The current offering at this theater is Paul Rudnick's The Most Fabulous Story Ever Told -- a biblical saga that would cause dyspepsia, if not coronary arrest, in a lot of places (judging by President Bush's recent push for an anti-gay-marriage amendment to the Constitution).
According to The Most Fabulous Story: "In the beginning, there was Adam and Steve." How exactly God planned to populate the earth from this unorthodox matchmaking is unclear, but maybe he'd rather have a good laugh and let the mortals figure out the practical details.
When the house lights dim, a stage manager (Karen Shields) calls the cues for The Almighty. "Tuesday, go!" "Garden of Eden, go!" By the end of the first week of creation, we've got all the firmament we'll ever need, plus the creatures of the earth. In comes Adam (Michael Castrillo), a young white man in a jock strap. He is "so jazzed about this garden. It's fabulous!" Of course, the place could get a little lonely. But, luckily, Steve (Jason George) strolls in. He's a young black man, also in a jock strap. What do you know, love is born.
Things get complicated when the boy couple (who have indeed coupled) run into a girl couple. Girls? Adam is thoroughly confused by their anatomy. "You don't even have a dick!" he taunts them. "We have vaginas," a girl retorts, "and they're our friends."
Gender is not the only quandary in Eden. Everything is so absolutely brand new that people sometimes have names for things, without yet knowing what the things are. "We need to get inside," one character says. "Inside of what?" is the response.

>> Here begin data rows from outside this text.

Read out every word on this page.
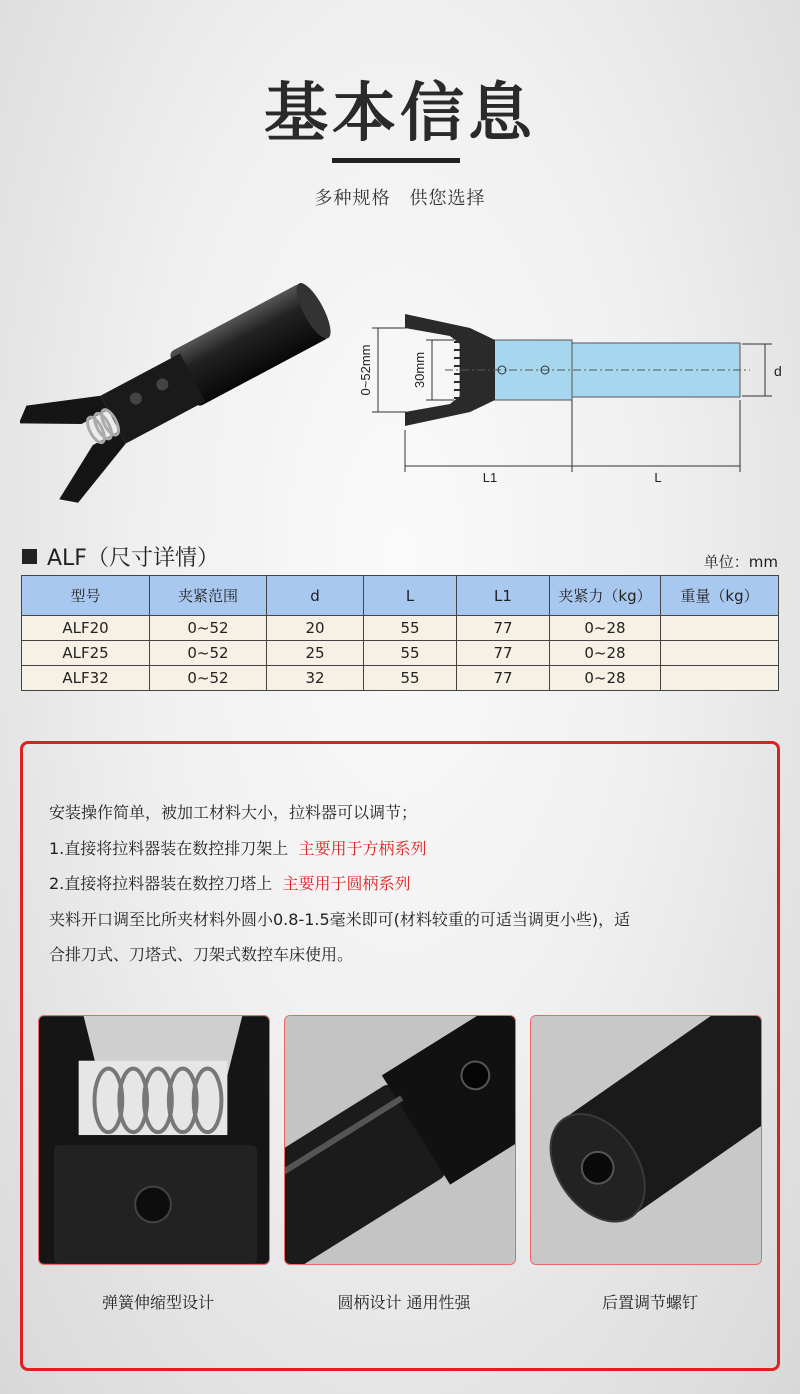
基本信息
多种规格　供您选择
0~52mm	30mm	d
L1	L
ALF（尺寸详情）	单位：mm
型号	夹紧范围	d	L	L1	夹紧力（kg）	重量（kg）
ALF20	0~52	20	55	77	0~28	
ALF25	0~52	25	55	77	0~28	
ALF32	0~52	32	55	77	0~28	
安装操作简单，被加工材料大小，拉料器可以调节；
1.直接将拉料器装在数控排刀架上 主要用于方柄系列
2.直接将拉料器装在数控刀塔上 主要用于圆柄系列
夹料开口调至比所夹材料外圆小0.8-1.5毫米即可(材料较重的可适当调更小些)，适
合排刀式、刀塔式、刀架式数控车床使用。
弹簧伸缩型设计	圆柄设计 通用性强	后置调节螺钉
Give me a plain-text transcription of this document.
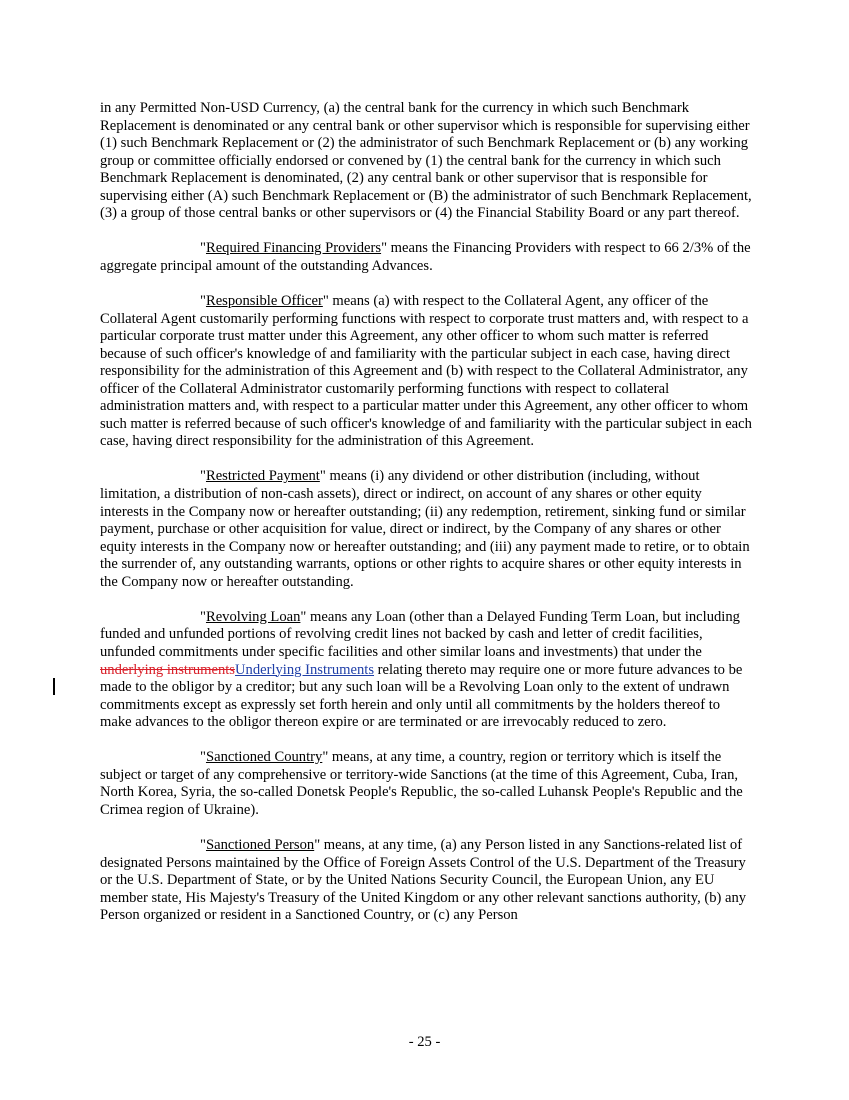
in any Permitted Non-USD Currency, (a) the central bank for the currency in which such Benchmark Replacement is denominated or any central bank or other supervisor which is responsible for supervising either (1) such Benchmark Replacement or (2) the administrator of such Benchmark Replacement or (b) any working group or committee officially endorsed or convened by (1) the central bank for the currency in which such Benchmark Replacement is denominated, (2) any central bank or other supervisor that is responsible for supervising either (A) such Benchmark Replacement or (B) the administrator of such Benchmark Replacement, (3) a group of those central banks or other supervisors or (4) the Financial Stability Board or any part thereof.

"Required Financing Providers" means the Financing Providers with respect to 66 2/3% of the aggregate principal amount of the outstanding Advances.

"Responsible Officer" means (a) with respect to the Collateral Agent, any officer of the Collateral Agent customarily performing functions with respect to corporate trust matters and, with respect to a particular corporate trust matter under this Agreement, any other officer to whom such matter is referred because of such officer's knowledge of and familiarity with the particular subject in each case, having direct responsibility for the administration of this Agreement and (b) with respect to the Collateral Administrator, any officer of the Collateral Administrator customarily performing functions with respect to collateral administration matters and, with respect to a particular matter under this Agreement, any other officer to whom such matter is referred because of such officer's knowledge of and familiarity with the particular subject in each case, having direct responsibility for the administration of this Agreement.

"Restricted Payment" means (i) any dividend or other distribution (including, without limitation, a distribution of non-cash assets), direct or indirect, on account of any shares or other equity interests in the Company now or hereafter outstanding; (ii) any redemption, retirement, sinking fund or similar payment, purchase or other acquisition for value, direct or indirect, by the Company of any shares or other equity interests in the Company now or hereafter outstanding; and (iii) any payment made to retire, or to obtain the surrender of, any outstanding warrants, options or other rights to acquire shares or other equity interests in the Company now or hereafter outstanding.

"Revolving Loan" means any Loan (other than a Delayed Funding Term Loan, but including funded and unfunded portions of revolving credit lines not backed by cash and letter of credit facilities, unfunded commitments under specific facilities and other similar loans and investments) that under the underlying instrumentsUnderlying Instruments relating thereto may require one or more future advances to be made to the obligor by a creditor; but any such loan will be a Revolving Loan only to the extent of undrawn commitments except as expressly set forth herein and only until all commitments by the holders thereof to make advances to the obligor thereon expire or are terminated or are irrevocably reduced to zero.

"Sanctioned Country" means, at any time, a country, region or territory which is itself the subject or target of any comprehensive or territory-wide Sanctions (at the time of this Agreement, Cuba, Iran, North Korea, Syria, the so-called Donetsk People's Republic, the so-called Luhansk People's Republic and the Crimea region of Ukraine).

"Sanctioned Person" means, at any time, (a) any Person listed in any Sanctions-related list of designated Persons maintained by the Office of Foreign Assets Control of the U.S. Department of the Treasury or the U.S. Department of State, or by the United Nations Security Council, the European Union, any EU member state, His Majesty's Treasury of the United Kingdom or any other relevant sanctions authority, (b) any Person organized or resident in a Sanctioned Country, or (c) any Person

- 25 -
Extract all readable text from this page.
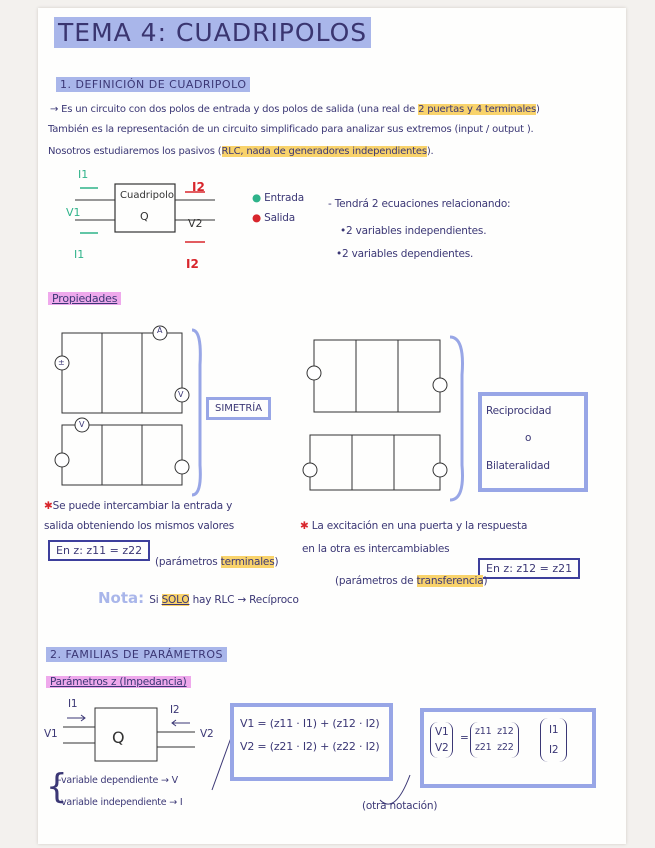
TEMA 4: CUADRIPOLOS
1. DEFINICIÓN DE CUADRIPOLO
→ Es un circuito con dos polos de entrada y dos polos de salida (una real de 2 puertas y 4 terminales)
También es la representación de un circuito simplificado para analizar sus extremos (input / output ).
Nosotros estudiaremos los pasivos (RLC, nada de generadores independientes).
Cuadripolo
Q
I1
V1
I1
I2
V2
I2
● Entrada
● Salida
- Tendrá 2 ecuaciones relacionando:
•2 variables independientes.
•2 variables dependientes.
Propiedades
A
V
±
V
SIMETRÍA	Reciprocidad
o
Bilateralidad
✱Se puede intercambiar la entrada y
salida obteniendo los mismos valores
En z: z11 = z22
(parámetros terminales)
✱ La excitación en una puerta y la respuesta
en la otra es intercambiables
En z: z12 = z21
(parámetros de transferencia)
Nota: Si SOLO hay RLC → Recíproco
2. FAMILIAS DE PARÁMETROS
Parámetros z (Impedancia)
I1	I2
V1	V2
Q
{
-variable dependiente → V
-variable independiente → I
V1 = (z11 · I1) + (z12 · I2)
V2 = (z21 · I2) + (z22 · I2)
V1
V2
=
z11  z12
z21  z22
I1
I2
(otra notación)
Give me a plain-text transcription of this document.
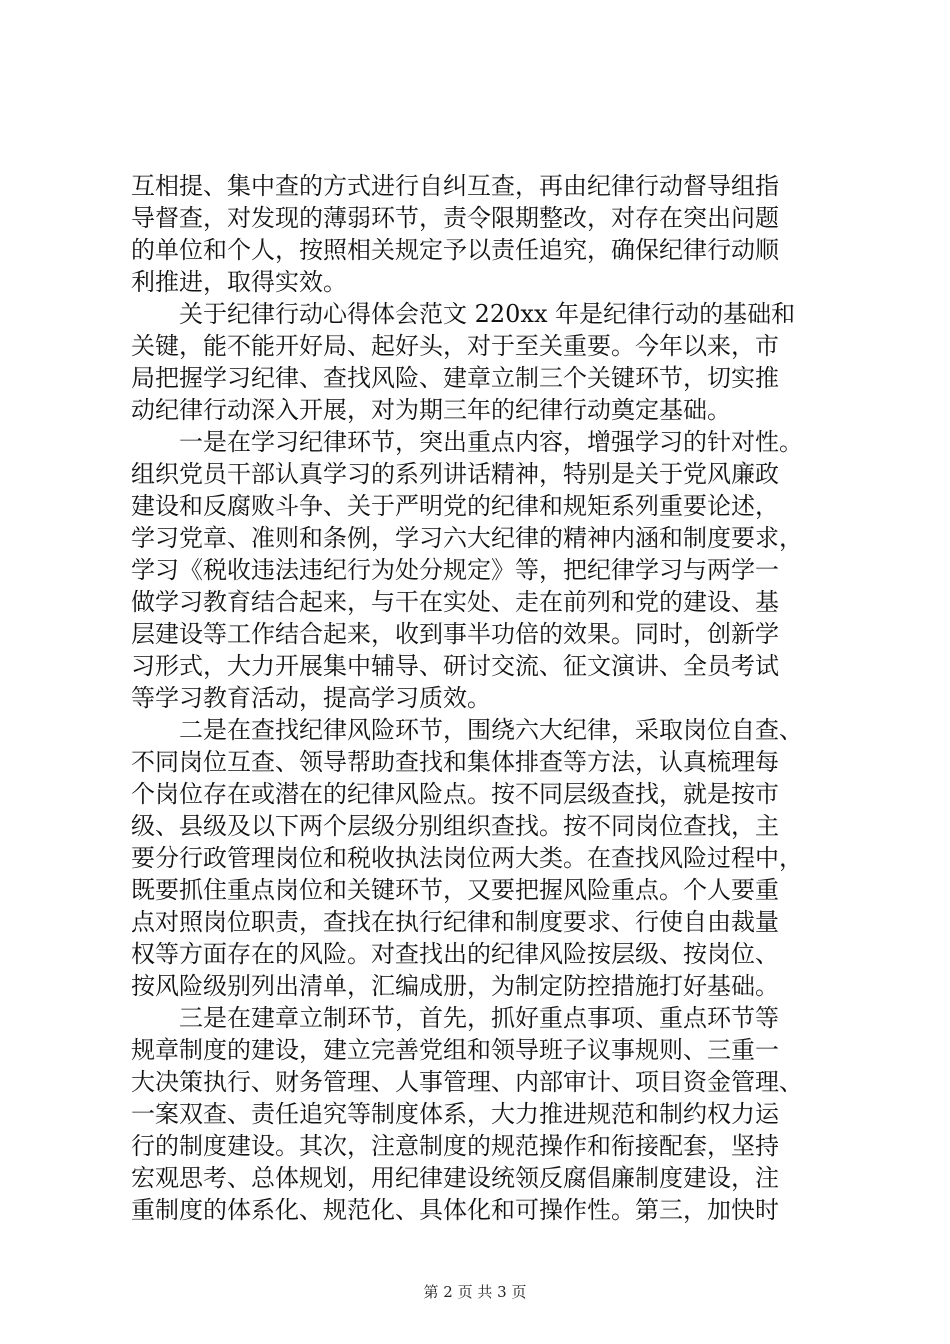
互相提、集中查的方式进行自纠互查，再由纪律行动督导组指
导督查，对发现的薄弱环节，责令限期整改，对存在突出问题
的单位和个人，按照相关规定予以责任追究，确保纪律行动顺
利推进，取得实效。
　　关于纪律行动心得体会范文 220xx 年是纪律行动的基础和
关键，能不能开好局、起好头，对于至关重要。今年以来，市
局把握学习纪律、查找风险、建章立制三个关键环节，切实推
动纪律行动深入开展，对为期三年的纪律行动奠定基础。
　　一是在学习纪律环节，突出重点内容，增强学习的针对性。
组织党员干部认真学习的系列讲话精神，特别是关于党风廉政
建设和反腐败斗争、关于严明党的纪律和规矩系列重要论述，
学习党章、准则和条例，学习六大纪律的精神内涵和制度要求，
学习《税收违法违纪行为处分规定》等，把纪律学习与两学一
做学习教育结合起来，与干在实处、走在前列和党的建设、基
层建设等工作结合起来，收到事半功倍的效果。同时，创新学
习形式，大力开展集中辅导、研讨交流、征文演讲、全员考试
等学习教育活动，提高学习质效。
　　二是在查找纪律风险环节，围绕六大纪律，采取岗位自查、
不同岗位互查、领导帮助查找和集体排查等方法，认真梳理每
个岗位存在或潜在的纪律风险点。按不同层级查找，就是按市
级、县级及以下两个层级分别组织查找。按不同岗位查找，主
要分行政管理岗位和税收执法岗位两大类。在查找风险过程中，
既要抓住重点岗位和关键环节，又要把握风险重点。个人要重
点对照岗位职责，查找在执行纪律和制度要求、行使自由裁量
权等方面存在的风险。对查找出的纪律风险按层级、按岗位、
按风险级别列出清单，汇编成册，为制定防控措施打好基础。
　　三是在建章立制环节，首先，抓好重点事项、重点环节等
规章制度的建设，建立完善党组和领导班子议事规则、三重一
大决策执行、财务管理、人事管理、内部审计、项目资金管理、
一案双查、责任追究等制度体系，大力推进规范和制约权力运
行的制度建设。其次，注意制度的规范操作和衔接配套，坚持
宏观思考、总体规划，用纪律建设统领反腐倡廉制度建设，注
重制度的体系化、规范化、具体化和可操作性。第三，加快时
第 2 页 共 3 页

But, back to the girls. Jane (Cammie West) and Mabel (Lisa Davis) are also an item, though they don't seem to have completely mastered the intricacies of sex. "I lick her eyeball, then rub it on my butt," explains one of the primal lesbians. Clearly the Kama Sutra has not yet been written.
In any case, history marches forward. In fact, it marches all over the place. Somehow Noah's ark and Utah coexist. So does "The Dance of the Divine Earth Goddess" and a fey laundry. "We don't cram and bunch," scolds Adam, "we fluff and fold."
The original humans, it turns out, are extremely durable. Soon, they are complaining about having lived together for hundreds of years. Some problems keep reoccurring over the eons. Steve, for instance, does not believe in God. Meanwhile, various side characters put in an appearance, like a high-heeled, kinky kitten and a sow with six nipples. Then, of course, we meet a pharaoh and even a Moses type named Brad. Clothing gets invented and evolves from white robes to tee shirts and bermudas (thanks to costume designer Donnie Jay).
Adam huffs: "We (homosexuals) don't have children. We have taste!" But the absence of a next generation becomes irksome. Finally, Mabel decides to take the plunge and have a baby.
Of course, a baby brings with it the idea of the Nativity and the star of Bethlehem. We even witness the arrival of the Magi (or "Wise Guys"), who ridicule each other because of the weird gifts they are offering. I mean, who ever heard of giving myrrh to a baby?
Well, I think you get the idea. The Most Fabulous Story Ever Told is a kind of satirical, gay Skin of Our Teeth. The human predicament keeps reasserting itself through the same basic archetypes -- from Eden to the shopping mall. All the way through, there are odd twists and non-sequiturs that brighten things up and add to the fun. For instance, a disabled lesbian rabbi gets wheeled in to patch things up for the squabbling foursome.
Director Todd Blauvelt has assembled a game cast, who seem very much at ease with zaniness. The zaniness itself is bracing and enjoyable. There doesn't seem to be a lecture lurking beneath the laughter. This is a great advantage.
Though not as flamboyant as the comedies of the late Charles Ludlum, The Most Fabulous Story flaunts a similar outrageous attitude. The focus is on entertainment, irony and a quirky inside-out glamour -- the glamour of anti-glamour, if you will.
In short, The Most Fabulous Story Ever Told is good fun in a dandy new cabaret.